Natural: The New Look for Summer

Calistro, a free-lance writer, regularly contributes to The Times ' fashion pages

Throw out the red lipstick. Forget those multicolor eye shadows and apple-red blushing powders. The natural look has taken hold as the major beauty trend of the summer. And it's not just for models in fashion magazines. Pale lips and neutral color eyelids are the cosmetic touch a lot of real women are wearing in Los Angeles.

"I stopped wearing a full face of makeup about two years ago," says Elaine Kim, co-owner of the Ecru boutique on Melrose. "The trend is to a more innocent, ingenue look. I don't want to look too grown-up or sophisticated. I want to look girlish."

For Kim, who is not yet 30, fresh-faced and natural is a new look. But many older advocates started wearing it the last time it was the fashion--during the 1960s.

Mika Kyprianides, a Los Angeles graphic designer, says she has worn neutral makeup for 20 years. "I always will, regardless of the fashion, because it looks best on me," she adds. Judy Leaf, who owns the Prada boutique in Beverly Hills, concurs. "I'll wear neutral makeup forever--that's my look, whether it's in or out."

Another shop owner, Jan Brilliot of Weathervane, a women's clothing store on Montana Avenue in Santa Monica, says the natural look simplifies her grooming.

"I don't even know how to put makeup on, nor do I like spending time with it," she says. "I wear a bit, but as you get older makeup starts to look heavy, no matter how little you wear."

Beauty experts and fashion magazines have been promoting the neutral, un-made-up look for several seasons, but the consumer was slow to respond.

"She needed a chance to adjust to a paler face," says June Leaman, senior vice president of creative advertising at Estee Lauder, which introduced a few pale shades last summer.

A fortunate few can achieve the look without powders and paint, however neutral the colors. "I live and breathe with an eyelash curler and Vitamin E oil. That's all," explains boutique owner Madeleine Gallay, holding up a Maybelline curler. "I own about seven lipsticks and they're all brown or muddy red. But I end up not wearing them most of the time."

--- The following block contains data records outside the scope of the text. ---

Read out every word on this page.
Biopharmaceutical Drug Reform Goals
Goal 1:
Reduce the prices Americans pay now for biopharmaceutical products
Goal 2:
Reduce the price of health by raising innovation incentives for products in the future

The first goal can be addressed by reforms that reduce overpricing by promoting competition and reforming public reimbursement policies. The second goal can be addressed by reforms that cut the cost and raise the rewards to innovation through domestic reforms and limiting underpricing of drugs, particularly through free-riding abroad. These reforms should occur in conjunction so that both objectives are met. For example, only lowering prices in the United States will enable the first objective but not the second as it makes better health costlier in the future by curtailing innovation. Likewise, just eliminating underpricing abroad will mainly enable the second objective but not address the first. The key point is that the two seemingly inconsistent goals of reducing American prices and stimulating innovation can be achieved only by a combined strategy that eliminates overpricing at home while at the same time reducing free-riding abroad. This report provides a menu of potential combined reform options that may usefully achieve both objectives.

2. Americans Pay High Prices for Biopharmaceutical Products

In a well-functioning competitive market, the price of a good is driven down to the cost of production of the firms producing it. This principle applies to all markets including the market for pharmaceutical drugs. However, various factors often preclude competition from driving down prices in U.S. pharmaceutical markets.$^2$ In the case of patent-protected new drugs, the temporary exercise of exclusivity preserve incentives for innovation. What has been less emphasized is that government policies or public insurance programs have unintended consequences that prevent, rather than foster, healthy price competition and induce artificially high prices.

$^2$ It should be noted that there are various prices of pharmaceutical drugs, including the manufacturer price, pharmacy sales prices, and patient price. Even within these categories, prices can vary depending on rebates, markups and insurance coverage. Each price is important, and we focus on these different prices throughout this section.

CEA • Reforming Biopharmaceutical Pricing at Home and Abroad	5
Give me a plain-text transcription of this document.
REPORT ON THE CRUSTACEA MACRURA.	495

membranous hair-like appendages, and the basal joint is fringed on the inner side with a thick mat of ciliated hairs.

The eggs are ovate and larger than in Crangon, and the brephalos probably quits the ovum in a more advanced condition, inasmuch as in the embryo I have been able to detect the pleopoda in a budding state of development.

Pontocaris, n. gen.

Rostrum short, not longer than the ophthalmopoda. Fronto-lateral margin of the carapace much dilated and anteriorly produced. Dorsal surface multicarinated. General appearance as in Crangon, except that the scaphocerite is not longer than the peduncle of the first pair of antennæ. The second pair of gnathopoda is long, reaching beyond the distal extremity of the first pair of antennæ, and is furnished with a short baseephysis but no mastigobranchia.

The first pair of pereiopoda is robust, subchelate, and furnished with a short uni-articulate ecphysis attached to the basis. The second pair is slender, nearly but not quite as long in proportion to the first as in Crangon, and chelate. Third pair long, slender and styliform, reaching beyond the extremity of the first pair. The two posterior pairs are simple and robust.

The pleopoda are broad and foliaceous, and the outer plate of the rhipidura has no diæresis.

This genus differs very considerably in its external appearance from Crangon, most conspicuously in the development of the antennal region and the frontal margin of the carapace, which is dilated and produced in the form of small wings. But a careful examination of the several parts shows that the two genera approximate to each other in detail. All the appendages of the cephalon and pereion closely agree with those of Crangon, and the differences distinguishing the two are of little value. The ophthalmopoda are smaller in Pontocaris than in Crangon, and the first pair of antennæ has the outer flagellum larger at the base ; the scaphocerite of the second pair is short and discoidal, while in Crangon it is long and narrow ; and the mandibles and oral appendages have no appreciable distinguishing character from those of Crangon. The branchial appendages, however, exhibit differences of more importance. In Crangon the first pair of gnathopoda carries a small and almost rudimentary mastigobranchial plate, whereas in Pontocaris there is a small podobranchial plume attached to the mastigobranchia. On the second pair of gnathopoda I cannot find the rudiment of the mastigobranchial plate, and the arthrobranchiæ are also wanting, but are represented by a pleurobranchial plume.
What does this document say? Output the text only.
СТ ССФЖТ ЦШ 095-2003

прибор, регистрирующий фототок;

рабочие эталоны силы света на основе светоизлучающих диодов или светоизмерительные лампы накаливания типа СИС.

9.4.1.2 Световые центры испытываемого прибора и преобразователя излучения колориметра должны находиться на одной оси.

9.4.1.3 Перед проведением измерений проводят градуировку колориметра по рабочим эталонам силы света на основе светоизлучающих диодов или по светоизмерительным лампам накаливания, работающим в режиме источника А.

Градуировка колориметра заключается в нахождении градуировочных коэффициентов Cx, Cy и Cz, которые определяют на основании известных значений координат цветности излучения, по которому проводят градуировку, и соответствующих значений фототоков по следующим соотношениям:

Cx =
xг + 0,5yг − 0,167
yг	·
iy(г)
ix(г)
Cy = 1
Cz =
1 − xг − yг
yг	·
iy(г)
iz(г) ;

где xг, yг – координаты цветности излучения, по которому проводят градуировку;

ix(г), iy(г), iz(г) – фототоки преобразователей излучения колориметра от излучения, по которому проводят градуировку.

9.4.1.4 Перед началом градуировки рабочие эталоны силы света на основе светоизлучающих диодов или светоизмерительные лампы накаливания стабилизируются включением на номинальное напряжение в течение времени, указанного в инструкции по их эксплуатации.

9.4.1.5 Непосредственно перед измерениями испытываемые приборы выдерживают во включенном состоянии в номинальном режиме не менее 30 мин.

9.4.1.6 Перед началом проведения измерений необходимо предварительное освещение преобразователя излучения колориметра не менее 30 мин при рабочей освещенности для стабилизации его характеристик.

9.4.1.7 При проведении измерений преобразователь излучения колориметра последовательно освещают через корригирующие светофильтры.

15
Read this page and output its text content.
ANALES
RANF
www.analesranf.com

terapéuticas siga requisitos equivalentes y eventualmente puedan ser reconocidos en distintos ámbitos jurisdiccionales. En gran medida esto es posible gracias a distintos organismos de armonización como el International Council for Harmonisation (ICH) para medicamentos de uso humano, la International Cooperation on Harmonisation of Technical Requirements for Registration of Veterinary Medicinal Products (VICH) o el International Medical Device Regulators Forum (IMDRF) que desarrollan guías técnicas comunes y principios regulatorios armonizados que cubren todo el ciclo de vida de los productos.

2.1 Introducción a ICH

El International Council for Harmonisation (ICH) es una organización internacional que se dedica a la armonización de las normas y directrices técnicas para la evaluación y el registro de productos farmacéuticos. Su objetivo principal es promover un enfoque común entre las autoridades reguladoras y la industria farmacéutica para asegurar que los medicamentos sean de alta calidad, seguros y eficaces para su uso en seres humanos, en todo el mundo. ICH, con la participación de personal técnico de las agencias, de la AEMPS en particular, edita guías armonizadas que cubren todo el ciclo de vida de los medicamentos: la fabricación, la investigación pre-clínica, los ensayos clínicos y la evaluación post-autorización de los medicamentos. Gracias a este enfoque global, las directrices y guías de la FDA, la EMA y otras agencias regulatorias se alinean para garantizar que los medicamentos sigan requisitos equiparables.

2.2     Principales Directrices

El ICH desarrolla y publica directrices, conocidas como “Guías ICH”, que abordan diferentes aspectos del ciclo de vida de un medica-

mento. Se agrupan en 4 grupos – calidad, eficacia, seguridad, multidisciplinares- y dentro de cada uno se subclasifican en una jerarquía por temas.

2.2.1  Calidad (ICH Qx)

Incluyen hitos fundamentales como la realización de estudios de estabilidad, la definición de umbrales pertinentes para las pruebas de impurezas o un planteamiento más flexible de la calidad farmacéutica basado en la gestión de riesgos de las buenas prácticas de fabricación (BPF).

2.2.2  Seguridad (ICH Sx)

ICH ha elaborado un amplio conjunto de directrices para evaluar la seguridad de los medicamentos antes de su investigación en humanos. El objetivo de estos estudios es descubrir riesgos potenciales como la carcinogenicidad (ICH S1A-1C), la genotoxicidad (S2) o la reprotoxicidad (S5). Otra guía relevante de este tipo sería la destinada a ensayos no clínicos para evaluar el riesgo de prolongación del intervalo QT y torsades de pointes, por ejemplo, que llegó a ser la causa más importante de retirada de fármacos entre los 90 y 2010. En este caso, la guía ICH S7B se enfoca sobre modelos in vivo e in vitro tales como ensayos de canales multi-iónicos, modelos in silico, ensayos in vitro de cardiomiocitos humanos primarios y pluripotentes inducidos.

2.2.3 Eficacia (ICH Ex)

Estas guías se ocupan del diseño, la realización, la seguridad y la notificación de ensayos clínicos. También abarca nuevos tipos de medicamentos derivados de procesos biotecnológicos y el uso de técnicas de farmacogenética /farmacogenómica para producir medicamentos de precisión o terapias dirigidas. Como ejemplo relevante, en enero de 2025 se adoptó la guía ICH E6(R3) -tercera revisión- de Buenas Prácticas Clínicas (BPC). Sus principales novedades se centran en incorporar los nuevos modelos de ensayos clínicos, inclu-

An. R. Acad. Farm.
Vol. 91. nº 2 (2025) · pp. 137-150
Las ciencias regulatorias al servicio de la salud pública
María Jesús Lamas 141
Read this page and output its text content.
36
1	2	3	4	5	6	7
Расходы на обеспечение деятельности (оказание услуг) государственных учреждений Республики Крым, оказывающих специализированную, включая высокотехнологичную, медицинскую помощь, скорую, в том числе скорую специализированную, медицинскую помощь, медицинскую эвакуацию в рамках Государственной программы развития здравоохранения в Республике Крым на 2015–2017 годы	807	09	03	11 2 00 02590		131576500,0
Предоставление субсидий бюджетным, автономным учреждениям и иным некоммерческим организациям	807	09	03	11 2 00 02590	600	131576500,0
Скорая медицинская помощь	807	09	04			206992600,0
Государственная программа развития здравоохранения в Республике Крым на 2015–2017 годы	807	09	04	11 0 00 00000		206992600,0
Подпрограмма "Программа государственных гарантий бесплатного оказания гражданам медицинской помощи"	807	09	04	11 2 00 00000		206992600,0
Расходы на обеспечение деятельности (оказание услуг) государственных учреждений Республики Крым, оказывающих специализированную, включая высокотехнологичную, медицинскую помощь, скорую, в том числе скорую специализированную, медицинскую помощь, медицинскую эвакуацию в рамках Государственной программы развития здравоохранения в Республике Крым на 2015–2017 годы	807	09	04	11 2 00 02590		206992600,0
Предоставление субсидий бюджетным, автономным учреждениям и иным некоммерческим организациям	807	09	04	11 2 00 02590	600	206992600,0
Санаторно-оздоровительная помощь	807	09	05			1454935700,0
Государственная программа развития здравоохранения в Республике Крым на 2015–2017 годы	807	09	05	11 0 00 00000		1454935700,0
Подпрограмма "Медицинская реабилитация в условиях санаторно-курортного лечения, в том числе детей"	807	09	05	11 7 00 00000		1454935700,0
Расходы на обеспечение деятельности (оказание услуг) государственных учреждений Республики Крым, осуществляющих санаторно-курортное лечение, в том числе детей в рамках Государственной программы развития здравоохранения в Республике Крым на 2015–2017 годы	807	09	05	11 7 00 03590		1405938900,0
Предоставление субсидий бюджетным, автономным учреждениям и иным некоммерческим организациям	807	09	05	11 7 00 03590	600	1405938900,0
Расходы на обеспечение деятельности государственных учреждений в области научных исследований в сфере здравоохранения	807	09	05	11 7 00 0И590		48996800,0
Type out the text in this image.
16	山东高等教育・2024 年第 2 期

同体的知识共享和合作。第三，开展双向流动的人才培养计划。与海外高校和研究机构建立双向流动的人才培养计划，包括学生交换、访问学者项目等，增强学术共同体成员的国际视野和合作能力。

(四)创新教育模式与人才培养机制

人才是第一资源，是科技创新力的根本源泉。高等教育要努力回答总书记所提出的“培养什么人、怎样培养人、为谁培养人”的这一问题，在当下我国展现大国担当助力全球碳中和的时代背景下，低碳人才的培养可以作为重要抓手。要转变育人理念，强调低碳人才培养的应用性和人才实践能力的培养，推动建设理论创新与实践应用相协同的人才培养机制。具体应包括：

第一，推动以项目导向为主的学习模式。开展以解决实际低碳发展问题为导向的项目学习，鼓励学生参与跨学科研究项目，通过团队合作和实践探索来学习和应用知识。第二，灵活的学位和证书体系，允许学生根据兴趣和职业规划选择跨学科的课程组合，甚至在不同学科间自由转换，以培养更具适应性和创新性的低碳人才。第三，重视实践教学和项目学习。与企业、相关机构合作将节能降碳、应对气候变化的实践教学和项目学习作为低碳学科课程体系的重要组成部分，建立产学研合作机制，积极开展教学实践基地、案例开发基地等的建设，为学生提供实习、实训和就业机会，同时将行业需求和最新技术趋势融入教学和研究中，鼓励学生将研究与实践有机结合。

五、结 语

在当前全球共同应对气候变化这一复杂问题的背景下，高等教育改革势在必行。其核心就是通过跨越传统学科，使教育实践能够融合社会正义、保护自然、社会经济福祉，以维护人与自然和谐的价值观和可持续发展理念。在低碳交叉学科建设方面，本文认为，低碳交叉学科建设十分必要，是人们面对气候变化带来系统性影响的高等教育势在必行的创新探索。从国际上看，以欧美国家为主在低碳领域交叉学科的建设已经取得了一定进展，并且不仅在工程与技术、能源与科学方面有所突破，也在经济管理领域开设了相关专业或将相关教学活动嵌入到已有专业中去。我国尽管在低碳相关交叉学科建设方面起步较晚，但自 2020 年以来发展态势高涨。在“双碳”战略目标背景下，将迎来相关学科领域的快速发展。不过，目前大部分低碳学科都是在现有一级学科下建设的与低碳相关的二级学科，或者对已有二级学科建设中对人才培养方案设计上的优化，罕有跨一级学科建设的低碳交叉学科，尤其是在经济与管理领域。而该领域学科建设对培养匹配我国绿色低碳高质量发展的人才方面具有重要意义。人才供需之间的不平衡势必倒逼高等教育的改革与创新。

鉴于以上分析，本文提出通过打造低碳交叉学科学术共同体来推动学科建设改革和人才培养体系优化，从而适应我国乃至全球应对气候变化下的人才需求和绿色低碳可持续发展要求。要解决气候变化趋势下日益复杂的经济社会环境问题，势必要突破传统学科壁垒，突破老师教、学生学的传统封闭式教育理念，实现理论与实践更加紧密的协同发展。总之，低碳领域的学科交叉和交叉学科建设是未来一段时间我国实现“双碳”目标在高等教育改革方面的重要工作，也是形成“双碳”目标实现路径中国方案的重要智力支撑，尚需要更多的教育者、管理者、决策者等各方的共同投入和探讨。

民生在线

But the vast majority of women find that achieving a "natural" face can require as much time and as many cosmetics as a colorfully made-up face.

Retailers report booming sales in makeups that create the no-makeup look. Gary Cockrell, cosmetics buyer for I. Magnin, says that during the recent launch of Stendahl's newest makeup collection--all neutrals--sales were up 79% over last year.

At The Broadway, Margo Scavarda, senior vice president of cosmetics, notes that Ultima II's The Nakeds collection of beige and brown eye shadows and lipsticks "sells very well."

Perhaps the most dramatic indication of the natural look trend is at Pigments salon in Beverly Hills. Owner Joanne Fradkin observes, "For years I've carried neutral colors and pushed the natural look--the difference is now 98% of my clients are asking for it."